There was a brief piece in Al Jazeera today about the upcoming direct talks between Israel and Palestine, now that the Palestinians have officially agreed to talks. The onus of the article basically a reminder that if Israel does not extend the settlement freeze and resumes colonizing Palestinian land, the Palestinians will drop out of the negotiations.
Steve Clemons remarks in the article that the Palestinians must have received some official guarantee from the US that the freeze would continue:
“[S]enior officials from the White House [told me] that they had received informal communications and commitments from the Israelis that the settlement freeze would be extended”.
“I don’t think this would have come together, I don’t think Mahmoud Abbas would have been able to sell it to his constituents, unless those informal commitments had been communicated.”
This is probably true and represents an important point for the Palestinians. It is unlikely that Abbas would enter into negotiations without some sort of guarantee that Israel would stop eating up Palestinian land. The part that confused me was about pleasing Abbas’ constituents. Looking back at Abbas’ political history, it is pretty clear that the man does not have any constituents. Though he was elected President, he recently canceled local elections – a move which imprisoned Palestinians leader Mustafa Barghouthi called part of the “slow death of Palestinian democracy.” Furthermore, a recent poll showed that 71% of Palestinians were dissatisfied with the Palestinian government and a shocking 14.8% said they trusted Abbas (though that is up from 3% in 2003).
[tweetmeme] So hardly any Palestinians support Abbas and the last elections – the means of determining one’s constituency – were cancelled, I have to wonder if Abbas’ hesitancy was due to his concerns over his levels of support. More realistically, I assume, the logic behind not wanting to be involved with negotiations while Israel builds settlements is two-fold. First, it would be silly to think that Abbas is not generally concerned for the future of Palestine. No logical politician would enter negotiations while the ”peace-partner” continues to take land.
Secondly, and perhaps more to the point, Abbas must be worried about how history will portray him. Undoubtedly, the creation of a viable Palestinian state and the end of the Israeli occupation would be portrayed as a great accomplishment for the Palestinian leader (despite those who are calling for the restoration of the entire Palestinian state – i.e. eliminate Israel). However, if the future Palestinian state is nothing more than a collection of Bantustans caused by continued Israeli colonization – particularly during negotiations, History would inevitably frown on the man that allowed such a situation.

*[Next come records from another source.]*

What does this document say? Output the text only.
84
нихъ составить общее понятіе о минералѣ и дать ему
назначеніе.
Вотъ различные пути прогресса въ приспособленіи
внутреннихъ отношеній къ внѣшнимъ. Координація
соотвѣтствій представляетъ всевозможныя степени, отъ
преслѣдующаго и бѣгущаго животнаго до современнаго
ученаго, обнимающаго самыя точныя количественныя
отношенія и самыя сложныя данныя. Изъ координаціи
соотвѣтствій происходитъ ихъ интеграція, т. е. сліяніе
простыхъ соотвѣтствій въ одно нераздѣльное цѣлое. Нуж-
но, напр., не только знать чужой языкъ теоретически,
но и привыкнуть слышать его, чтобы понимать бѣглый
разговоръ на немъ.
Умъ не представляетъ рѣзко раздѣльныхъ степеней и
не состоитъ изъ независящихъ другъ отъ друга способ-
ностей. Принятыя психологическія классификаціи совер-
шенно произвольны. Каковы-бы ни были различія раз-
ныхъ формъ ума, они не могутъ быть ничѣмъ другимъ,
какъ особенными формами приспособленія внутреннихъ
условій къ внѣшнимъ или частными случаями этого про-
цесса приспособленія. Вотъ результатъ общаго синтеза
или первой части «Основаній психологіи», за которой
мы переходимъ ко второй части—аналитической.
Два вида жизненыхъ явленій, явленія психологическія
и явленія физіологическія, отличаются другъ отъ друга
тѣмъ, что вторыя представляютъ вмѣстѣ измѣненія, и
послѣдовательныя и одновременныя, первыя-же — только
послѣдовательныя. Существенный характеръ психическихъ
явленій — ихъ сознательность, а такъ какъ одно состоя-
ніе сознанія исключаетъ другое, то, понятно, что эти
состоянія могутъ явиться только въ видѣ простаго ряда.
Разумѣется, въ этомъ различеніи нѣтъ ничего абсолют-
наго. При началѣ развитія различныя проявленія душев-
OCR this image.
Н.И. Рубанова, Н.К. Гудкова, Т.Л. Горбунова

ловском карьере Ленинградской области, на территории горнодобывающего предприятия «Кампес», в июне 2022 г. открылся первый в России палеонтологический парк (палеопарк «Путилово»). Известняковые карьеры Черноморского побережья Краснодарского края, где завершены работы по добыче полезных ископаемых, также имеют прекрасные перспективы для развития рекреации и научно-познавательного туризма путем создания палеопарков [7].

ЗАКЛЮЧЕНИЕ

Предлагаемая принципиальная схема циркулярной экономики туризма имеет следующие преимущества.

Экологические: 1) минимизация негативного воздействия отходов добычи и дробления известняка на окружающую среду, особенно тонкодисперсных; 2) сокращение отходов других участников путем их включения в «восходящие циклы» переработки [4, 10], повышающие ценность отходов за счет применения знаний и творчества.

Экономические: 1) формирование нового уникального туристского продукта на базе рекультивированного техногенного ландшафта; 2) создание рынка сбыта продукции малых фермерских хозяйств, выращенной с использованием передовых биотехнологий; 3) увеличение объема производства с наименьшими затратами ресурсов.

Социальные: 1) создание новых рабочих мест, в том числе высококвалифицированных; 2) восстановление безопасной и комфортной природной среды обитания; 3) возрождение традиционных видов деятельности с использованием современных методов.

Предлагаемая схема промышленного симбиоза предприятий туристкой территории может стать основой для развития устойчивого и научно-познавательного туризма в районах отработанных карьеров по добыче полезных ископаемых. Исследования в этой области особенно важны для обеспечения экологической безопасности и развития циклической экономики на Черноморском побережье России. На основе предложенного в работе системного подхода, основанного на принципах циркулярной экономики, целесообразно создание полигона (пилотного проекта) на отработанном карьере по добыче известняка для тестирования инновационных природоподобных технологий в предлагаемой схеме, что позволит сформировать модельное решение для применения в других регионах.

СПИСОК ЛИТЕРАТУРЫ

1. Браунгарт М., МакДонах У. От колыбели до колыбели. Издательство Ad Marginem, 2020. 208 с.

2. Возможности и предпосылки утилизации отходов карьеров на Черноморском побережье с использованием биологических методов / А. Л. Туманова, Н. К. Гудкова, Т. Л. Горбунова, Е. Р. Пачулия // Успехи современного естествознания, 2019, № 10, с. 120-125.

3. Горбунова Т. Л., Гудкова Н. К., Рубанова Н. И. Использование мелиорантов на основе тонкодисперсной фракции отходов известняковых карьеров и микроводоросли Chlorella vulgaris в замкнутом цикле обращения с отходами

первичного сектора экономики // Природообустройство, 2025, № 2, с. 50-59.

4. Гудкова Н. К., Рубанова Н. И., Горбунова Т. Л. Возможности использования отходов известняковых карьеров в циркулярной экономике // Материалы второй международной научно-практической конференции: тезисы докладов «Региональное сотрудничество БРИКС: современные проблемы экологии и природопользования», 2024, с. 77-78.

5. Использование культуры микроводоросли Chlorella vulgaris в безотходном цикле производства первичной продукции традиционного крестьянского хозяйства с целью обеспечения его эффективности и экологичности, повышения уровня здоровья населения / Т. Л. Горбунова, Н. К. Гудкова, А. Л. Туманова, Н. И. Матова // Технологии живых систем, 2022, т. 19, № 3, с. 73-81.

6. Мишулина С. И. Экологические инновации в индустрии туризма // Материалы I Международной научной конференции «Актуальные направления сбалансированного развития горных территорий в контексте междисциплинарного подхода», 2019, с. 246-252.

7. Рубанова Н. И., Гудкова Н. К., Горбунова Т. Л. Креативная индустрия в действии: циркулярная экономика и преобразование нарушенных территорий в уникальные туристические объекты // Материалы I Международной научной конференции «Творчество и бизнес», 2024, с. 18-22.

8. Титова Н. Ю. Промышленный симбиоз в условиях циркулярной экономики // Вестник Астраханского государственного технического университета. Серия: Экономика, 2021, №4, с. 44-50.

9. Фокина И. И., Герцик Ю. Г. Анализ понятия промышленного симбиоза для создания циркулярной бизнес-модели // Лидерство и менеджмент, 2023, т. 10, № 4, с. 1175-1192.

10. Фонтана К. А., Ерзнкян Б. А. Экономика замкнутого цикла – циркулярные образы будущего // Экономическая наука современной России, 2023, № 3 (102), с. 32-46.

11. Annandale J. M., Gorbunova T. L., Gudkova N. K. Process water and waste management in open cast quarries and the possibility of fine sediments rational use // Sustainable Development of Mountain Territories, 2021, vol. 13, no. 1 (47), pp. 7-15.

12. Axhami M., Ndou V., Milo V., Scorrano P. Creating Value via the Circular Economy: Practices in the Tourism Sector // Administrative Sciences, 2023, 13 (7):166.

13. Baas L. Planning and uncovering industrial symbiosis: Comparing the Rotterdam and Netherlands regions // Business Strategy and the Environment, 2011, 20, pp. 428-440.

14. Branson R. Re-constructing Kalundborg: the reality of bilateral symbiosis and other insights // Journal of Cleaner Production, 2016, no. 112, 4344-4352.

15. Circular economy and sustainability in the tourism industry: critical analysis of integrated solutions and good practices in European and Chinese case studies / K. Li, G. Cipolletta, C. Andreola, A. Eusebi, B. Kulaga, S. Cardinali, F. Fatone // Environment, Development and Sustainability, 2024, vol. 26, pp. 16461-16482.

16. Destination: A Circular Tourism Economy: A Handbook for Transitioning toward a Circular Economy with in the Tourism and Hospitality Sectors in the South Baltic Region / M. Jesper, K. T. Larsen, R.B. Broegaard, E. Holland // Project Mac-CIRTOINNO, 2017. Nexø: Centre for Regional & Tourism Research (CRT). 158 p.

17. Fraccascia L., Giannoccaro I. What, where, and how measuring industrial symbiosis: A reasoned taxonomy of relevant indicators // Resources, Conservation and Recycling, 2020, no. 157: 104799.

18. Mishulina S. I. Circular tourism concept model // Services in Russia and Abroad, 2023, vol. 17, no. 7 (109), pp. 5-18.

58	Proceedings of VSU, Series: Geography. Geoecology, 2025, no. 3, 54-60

If the Palestinian reaction to Abbas’ decision to call for the postponement of the UN vote on the Goldstone Report is any indication, it is very likely that a peace deal that is not fair – or perceived to be fair – to Palestinians will be seen as a major error by the President. After the blundering of the Goldstone Report, Palestinians across the country (particularly in Gaza) were calling for the President’s resignation:
Yesterday, huge posters of the President Mahmoud Abbas pictures surrounded by victims of the Israeli war crimes were hanged everywhere in the streets of Gaza, with the phrase “To the JUNKYARD of history you traitor Mahmoud Abbas” written on them. The poster was adopted and signed by Palestinian academics and university professors. A conference in which the human rights organizations and the victim’s families spoke was held in Gaza under the same title of the poster. Everybody was seen throwing old shoes at the posters of Abbas. The West Bank Palestinian media did not report anything about the conference, the posters, or the families of the victims. In the West Bank, were the PA gang took control, such posters or even raising poster of the Palestinian victims is forbidden by the PA.
Breaking off talks at the first sign of continued Israeli expansion makes sense for Palestine and makes sense for Abbas’ grandchildren. Further settlement growth could eliminate the viability of a Palestinian state and humiliate a negotiating Abbas. With talks set to begin at the start of September, Abbas has one eye on the viability of a state and one eye on his legacy. Without any democratic backing or elections, Abbas stopped caring about his constituents, though he certainly does not want to look like a traitor in the eyes of History.